Stocks have been punished since the month began, with the worst two days of selling — Wednesday and Thursday — driving the Dow down a total 1,300 points. So far for this month, the Dow is down 4.2 percent; the is down 5 percent, and the Nasdaq is down 6.8 percent.
Stock Traders Almanac says the crash of 1929 came during so-called Octoberphobia, as did the 1987 crash, the stock market sell-offs of 1978 and 1979; Friday the 13th in 1989, and the painful 733 point drop on Oct. 15, 2008. The worst weekly decline was the week ending Oct. 10, 2008, when the Dow lost 18.2 percent or 1,874 points during the thick of the financial crisis.
"It's not over yet, and October is not over yet," said Jeffrey Hirsch, editor-in-chief of Stock Traders Almanac. "Everyone was pretty convinced that 'sell in May' was dead this year.
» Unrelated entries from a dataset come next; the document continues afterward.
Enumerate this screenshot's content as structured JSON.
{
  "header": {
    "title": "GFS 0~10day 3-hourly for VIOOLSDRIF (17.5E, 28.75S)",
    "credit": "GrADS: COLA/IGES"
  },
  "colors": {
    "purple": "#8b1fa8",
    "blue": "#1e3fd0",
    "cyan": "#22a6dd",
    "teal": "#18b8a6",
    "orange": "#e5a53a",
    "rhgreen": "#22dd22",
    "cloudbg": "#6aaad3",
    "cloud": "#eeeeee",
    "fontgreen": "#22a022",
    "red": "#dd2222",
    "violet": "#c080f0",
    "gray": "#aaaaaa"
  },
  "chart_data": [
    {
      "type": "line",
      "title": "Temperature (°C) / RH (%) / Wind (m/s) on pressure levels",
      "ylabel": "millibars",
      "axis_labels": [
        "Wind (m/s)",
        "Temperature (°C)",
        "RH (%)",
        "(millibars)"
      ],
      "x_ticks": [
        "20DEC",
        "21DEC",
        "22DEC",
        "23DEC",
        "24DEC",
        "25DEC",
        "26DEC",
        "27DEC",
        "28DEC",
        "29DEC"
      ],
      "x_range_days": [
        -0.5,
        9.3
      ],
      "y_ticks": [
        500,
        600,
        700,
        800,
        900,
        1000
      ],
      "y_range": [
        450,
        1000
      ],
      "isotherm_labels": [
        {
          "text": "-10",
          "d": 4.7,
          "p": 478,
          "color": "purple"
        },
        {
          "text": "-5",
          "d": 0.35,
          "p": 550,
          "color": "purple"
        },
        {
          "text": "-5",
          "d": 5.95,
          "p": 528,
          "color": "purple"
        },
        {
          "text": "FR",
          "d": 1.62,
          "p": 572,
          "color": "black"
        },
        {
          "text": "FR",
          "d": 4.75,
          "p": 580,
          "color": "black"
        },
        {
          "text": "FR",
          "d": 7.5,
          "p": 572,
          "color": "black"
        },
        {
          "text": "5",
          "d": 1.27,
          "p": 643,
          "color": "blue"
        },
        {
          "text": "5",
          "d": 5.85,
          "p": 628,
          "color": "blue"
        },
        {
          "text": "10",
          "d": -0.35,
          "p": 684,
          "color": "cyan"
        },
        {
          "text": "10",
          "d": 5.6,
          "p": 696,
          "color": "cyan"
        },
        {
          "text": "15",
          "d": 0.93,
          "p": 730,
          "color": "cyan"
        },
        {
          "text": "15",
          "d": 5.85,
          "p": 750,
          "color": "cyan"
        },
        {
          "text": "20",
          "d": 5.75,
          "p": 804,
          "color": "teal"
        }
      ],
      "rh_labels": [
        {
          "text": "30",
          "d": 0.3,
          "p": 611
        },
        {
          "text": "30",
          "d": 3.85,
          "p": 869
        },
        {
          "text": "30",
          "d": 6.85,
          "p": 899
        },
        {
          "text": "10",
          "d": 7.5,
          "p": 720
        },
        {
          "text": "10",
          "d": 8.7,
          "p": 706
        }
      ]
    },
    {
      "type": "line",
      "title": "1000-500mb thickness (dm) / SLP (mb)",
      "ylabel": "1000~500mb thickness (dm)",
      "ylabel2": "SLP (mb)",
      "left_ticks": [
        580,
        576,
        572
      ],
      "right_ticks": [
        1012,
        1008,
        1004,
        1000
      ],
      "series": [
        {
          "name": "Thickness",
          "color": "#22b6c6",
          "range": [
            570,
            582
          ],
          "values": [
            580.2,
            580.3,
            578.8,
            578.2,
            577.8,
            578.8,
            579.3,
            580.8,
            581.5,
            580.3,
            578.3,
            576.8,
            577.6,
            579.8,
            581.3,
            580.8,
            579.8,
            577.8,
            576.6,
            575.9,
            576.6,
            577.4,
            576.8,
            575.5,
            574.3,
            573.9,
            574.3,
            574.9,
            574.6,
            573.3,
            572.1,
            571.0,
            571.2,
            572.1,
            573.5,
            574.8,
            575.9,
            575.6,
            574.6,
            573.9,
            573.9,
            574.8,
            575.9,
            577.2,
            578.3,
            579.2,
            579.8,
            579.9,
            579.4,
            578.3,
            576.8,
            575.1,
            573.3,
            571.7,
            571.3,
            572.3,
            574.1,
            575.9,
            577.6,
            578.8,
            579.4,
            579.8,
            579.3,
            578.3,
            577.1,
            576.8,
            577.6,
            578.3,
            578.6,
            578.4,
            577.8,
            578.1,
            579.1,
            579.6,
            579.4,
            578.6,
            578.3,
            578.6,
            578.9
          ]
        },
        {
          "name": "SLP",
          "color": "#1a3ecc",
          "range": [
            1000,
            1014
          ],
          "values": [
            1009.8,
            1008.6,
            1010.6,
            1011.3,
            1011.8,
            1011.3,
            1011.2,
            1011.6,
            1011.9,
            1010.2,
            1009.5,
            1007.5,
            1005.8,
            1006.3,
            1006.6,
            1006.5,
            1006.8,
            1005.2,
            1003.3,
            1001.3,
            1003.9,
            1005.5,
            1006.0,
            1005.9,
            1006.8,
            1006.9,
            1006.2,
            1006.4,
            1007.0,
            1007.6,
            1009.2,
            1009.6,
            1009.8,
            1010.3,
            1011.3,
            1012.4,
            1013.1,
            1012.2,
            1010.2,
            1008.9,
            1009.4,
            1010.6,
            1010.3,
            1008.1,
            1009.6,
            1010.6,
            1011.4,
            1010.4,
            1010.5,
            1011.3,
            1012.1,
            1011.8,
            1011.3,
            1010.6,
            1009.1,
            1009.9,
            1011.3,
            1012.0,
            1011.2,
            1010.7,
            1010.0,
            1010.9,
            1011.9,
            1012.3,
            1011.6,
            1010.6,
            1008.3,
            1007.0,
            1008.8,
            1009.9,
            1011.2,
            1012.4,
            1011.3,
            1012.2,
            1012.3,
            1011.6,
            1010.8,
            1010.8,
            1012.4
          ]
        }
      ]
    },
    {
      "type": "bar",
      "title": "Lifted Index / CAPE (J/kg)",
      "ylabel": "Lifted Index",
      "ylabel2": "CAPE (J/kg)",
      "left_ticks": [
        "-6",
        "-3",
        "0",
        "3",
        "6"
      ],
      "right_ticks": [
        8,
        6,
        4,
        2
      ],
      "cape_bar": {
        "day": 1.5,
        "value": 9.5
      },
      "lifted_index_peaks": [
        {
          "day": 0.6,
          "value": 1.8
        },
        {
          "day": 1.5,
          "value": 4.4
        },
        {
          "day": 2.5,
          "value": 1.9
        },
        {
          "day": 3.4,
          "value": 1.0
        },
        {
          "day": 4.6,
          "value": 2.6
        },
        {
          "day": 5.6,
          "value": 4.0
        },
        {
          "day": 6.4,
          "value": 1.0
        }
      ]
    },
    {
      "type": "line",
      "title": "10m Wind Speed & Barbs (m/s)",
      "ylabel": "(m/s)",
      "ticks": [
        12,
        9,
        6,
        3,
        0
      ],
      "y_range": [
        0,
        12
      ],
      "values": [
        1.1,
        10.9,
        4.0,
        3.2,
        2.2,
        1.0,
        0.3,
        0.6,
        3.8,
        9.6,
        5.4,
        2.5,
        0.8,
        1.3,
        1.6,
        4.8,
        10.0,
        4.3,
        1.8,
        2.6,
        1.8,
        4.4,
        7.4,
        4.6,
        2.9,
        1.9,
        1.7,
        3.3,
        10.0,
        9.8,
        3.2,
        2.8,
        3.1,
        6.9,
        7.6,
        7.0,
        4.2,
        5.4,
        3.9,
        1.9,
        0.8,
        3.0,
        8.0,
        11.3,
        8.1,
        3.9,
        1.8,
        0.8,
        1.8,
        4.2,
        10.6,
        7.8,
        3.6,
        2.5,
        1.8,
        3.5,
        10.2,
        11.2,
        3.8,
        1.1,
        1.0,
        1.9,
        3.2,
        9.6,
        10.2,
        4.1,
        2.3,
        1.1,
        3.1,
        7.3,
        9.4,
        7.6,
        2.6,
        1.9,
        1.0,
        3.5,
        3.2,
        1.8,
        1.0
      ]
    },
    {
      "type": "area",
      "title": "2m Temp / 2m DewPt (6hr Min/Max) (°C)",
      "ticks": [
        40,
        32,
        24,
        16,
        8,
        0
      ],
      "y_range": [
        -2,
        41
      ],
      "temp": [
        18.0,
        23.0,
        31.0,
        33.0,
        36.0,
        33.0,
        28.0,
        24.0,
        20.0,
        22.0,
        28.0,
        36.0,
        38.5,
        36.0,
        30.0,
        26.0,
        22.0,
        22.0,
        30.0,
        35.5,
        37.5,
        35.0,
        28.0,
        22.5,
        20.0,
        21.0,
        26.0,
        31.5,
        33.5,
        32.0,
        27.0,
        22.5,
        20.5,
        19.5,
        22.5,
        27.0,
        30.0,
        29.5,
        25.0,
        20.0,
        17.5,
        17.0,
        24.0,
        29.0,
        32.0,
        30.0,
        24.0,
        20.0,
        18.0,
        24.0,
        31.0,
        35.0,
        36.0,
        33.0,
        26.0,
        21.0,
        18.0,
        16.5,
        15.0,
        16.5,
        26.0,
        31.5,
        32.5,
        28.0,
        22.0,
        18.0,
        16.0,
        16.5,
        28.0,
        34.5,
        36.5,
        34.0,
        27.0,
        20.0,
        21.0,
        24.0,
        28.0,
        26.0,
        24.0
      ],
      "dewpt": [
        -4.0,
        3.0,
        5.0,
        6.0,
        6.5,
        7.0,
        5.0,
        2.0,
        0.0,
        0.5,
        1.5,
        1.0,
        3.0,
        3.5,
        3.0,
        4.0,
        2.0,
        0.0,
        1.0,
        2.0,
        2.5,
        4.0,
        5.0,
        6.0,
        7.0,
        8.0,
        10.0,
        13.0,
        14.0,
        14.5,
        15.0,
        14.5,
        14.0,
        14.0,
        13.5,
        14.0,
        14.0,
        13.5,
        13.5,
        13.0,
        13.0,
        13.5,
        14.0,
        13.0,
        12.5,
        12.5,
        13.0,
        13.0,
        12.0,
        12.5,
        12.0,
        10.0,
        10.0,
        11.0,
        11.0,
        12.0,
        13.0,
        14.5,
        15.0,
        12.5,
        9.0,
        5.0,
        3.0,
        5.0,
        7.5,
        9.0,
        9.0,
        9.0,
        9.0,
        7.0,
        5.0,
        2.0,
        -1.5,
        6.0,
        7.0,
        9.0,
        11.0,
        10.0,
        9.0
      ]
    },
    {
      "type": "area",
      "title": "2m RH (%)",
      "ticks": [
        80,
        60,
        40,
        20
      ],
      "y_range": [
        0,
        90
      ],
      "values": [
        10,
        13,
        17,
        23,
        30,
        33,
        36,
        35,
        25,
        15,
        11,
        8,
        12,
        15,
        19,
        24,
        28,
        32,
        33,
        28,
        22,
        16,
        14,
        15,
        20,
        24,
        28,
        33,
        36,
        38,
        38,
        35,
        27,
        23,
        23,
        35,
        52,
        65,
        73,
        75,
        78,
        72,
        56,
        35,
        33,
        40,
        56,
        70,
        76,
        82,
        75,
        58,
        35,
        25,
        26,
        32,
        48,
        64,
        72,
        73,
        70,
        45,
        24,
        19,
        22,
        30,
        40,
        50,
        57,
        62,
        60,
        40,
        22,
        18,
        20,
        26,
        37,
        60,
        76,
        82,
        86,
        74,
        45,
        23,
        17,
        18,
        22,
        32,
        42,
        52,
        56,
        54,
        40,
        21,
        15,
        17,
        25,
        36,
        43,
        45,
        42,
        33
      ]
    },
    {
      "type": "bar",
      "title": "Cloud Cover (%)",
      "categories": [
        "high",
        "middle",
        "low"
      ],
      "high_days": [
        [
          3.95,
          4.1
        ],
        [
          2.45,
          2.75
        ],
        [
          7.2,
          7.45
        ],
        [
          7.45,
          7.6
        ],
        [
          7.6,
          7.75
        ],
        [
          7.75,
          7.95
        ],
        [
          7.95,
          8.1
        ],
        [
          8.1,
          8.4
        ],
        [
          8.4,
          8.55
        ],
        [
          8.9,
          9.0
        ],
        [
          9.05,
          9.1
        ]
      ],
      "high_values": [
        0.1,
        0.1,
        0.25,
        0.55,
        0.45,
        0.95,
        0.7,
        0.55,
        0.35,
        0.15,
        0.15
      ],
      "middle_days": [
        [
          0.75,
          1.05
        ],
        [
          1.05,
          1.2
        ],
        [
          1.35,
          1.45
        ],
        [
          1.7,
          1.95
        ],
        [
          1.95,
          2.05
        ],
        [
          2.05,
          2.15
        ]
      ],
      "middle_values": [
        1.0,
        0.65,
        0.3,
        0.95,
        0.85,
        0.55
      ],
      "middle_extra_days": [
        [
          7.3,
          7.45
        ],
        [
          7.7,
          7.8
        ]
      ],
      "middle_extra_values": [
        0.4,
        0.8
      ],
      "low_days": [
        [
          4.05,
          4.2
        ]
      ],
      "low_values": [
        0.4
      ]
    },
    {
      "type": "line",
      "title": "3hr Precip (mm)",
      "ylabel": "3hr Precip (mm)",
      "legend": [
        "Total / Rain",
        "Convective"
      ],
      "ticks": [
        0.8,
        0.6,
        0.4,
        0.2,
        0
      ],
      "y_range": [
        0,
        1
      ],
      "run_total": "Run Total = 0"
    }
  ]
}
Well, they forgot about October," Hirsch said.
Stocks bounced on Friday, after sharp sell-offs Wednesday and Thursday that wiped out more than 1,300 Dow points. The Dow rose 287 points on Friday, finishing the week at 25,339, down 4.2 percent for the five-day period
But Octobers have also been a time of turnaround, with 12 post World War II bear markets ending in October, including the most recent, 1987, 1998, 2001, 2002 and 2011.
Eight of the 12 were midterm bottoms. "Midterm election years Octobers are downright stellar thanks to the major turnarounds," noted Hirsch.
'These things always surprise everybody or else they wouldn't look like this," he said. "It's not unprecedented..It's definitely something that could easily turn around."
The October period is the beginning of what Stock Traders Almanac calls a "sweet spot," the three quarter period that includes the fourth quarter of midterm year and the first and second quarter of the pre-presidential election year. The Dow averages gains of 20.4 percent in those periods and the S&P is up an average 21 percent.